In fiction, backstory is about how a character gets to be like that, or does that, whatever the that of the story is. In real life, it’s more how each of us can be fathomed, can be understood, can be contextualized, can be tracked, how our bodily reactions and inner thoughts penetrate our actions, our gestures, our tone -  right now, in this moment.   
Backstory is of course about time, time past, what is behind us and what we carry with us. Remnants, vestiges of habits, rituals, mementos as much as memories, crucial moments, scars, wounds, phobias and history. All of the remnants, through time and, also, through space. Like a territory. Like a hinterland. Our territory.  Our hinterland.
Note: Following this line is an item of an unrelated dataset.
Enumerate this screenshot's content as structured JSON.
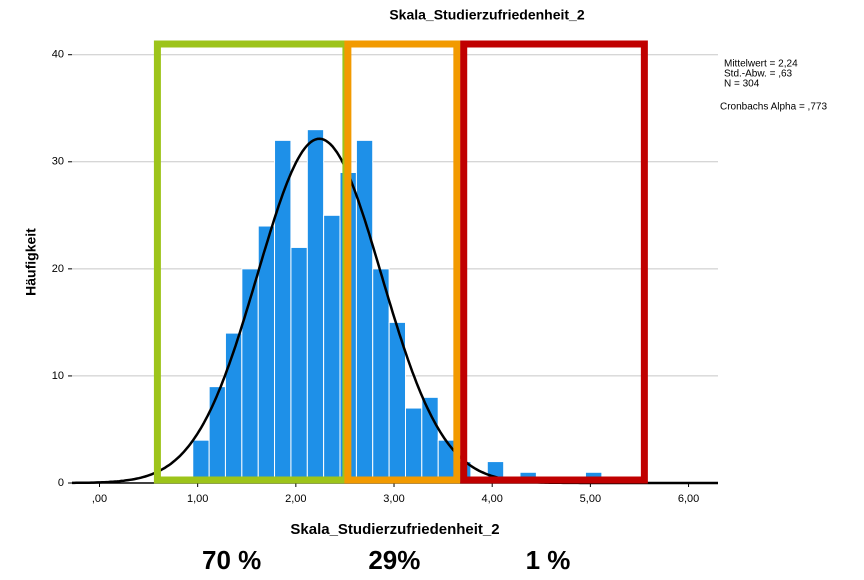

At the same time, backstory is about what can’t be safely assumed.  If it can be taken as given, well, that’s just general life then.  Not the specific markers of what I do (or might do) or who I am, an individual; what we each do (or might do) and are, as individuals.  In society, yes. In cultures, of course. Nevertheless, the defining quality of a backstory is that it’s unique.  And what’s more it is never complete, set or finished. Not fixed, stuck, static or passive but glimpsed in motion. Jostling, in flux, becoming, a kind of plasticity, always a potentiality, always unfinalized with an array of voices interacting in different ways at different times. 
What a world backstory is – versions and inversions of time and spatiality,  things, memories and all in constant motion.  In BackStories we invert the face to face.  Instead of the face as our mainstay source with a bit of peeking sideways and  beyond into the hinterland, the turning around brings background into the foreground.  Or strands of it.
Two women.
A bar stool.  A park bench. An apartment.
Past and present, viewed from behind.